Equiprobability is a philosophical concept in probability theory that allows one to assign equal probabilities to outcomes when they are judged to be equipossible or to be "equally likely" in some sense. The best-known formulation of the rule is Laplace's principle of indifference (or principle of insufficient reason), which states that, when "we have no other information than" that exactly N mutually exclusive events can occur, we are justified in assigning each the probability 1/N. This subjective assignment of probabilities is especially justified for situations such as rolling dice and lotteries since these experiments carry a symmetry structure, and one's state of knowledge must clearly be invariant under this symmetry.
A similar argument could lead to the seemingly absurd conclusion that the sun is as likely to rise as to not rise tomorrow morning. However, the conclusion that the sun is equally likely to rise as it is to not rise is only absurd when additional information is known, such as the laws of gravity and the sun's history. Similar applications of the concept are effectively instances of circular reasoning, with "equally likely" events being assigned equal probabilities, which means in turn that they are equally likely.
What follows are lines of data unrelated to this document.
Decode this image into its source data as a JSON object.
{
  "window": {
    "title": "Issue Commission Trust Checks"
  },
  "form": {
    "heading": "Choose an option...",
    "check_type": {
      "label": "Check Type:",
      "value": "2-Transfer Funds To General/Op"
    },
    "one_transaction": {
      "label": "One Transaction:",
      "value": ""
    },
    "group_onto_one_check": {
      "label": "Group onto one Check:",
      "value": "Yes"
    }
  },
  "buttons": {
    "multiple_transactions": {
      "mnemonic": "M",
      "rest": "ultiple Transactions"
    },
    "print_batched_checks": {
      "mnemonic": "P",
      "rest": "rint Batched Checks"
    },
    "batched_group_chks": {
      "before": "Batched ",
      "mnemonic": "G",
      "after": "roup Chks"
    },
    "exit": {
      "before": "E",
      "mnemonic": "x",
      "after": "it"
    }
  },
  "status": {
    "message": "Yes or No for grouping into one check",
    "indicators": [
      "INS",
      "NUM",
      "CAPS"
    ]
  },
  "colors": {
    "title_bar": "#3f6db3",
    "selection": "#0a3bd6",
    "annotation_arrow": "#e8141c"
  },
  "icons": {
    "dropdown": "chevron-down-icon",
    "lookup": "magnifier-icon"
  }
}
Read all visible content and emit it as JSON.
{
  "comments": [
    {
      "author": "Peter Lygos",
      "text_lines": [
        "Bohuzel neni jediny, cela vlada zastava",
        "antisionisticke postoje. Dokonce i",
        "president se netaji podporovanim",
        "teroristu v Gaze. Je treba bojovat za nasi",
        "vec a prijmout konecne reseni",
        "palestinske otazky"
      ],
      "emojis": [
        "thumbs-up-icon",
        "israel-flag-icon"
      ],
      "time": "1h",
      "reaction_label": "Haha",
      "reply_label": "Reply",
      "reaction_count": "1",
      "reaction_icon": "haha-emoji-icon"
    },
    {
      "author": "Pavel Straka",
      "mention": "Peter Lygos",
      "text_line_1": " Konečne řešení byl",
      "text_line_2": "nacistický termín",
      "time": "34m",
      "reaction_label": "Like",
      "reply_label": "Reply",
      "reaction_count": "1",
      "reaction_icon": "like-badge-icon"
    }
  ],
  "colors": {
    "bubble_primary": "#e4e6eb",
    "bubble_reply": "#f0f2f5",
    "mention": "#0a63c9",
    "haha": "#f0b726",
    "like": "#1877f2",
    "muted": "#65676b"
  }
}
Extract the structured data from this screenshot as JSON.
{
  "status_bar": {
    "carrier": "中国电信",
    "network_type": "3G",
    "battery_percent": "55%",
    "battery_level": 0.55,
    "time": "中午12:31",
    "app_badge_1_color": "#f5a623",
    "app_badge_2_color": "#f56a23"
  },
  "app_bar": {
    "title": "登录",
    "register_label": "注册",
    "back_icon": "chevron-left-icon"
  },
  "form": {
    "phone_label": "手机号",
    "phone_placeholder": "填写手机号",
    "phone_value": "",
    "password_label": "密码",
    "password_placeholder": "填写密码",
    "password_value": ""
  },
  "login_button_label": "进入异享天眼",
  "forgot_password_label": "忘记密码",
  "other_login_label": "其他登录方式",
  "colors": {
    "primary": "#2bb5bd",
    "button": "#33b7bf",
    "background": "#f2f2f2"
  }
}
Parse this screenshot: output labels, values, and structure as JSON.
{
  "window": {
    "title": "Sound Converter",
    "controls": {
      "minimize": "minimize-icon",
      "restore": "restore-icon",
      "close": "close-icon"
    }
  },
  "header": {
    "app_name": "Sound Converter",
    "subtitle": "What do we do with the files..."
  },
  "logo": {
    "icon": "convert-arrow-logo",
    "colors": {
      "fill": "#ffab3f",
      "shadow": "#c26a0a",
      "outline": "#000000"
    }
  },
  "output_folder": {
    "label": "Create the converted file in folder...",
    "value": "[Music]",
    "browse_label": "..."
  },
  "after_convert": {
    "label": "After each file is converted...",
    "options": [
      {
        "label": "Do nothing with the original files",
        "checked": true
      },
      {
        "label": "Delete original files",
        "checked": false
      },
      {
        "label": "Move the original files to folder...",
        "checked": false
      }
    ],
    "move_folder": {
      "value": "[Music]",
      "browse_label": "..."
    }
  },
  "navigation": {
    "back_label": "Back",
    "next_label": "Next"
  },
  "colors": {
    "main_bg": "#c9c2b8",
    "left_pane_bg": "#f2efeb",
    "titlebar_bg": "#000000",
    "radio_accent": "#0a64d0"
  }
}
Despite this, the notion remains useful in probabilistic and statistical modeling.
In Bayesian probability, one needs to establish prior probabilities for the various hypotheses before applying Bayes' theorem. One procedure is to assume that these prior probabilities have some symmetry which is typical of the experiment, and then assign a prior which is proportional to the Haar measure for the symmetry group: this generalization of equiprobability is known as the principle of transformation groups and leads to misuse of equiprobability as a model for incertitude.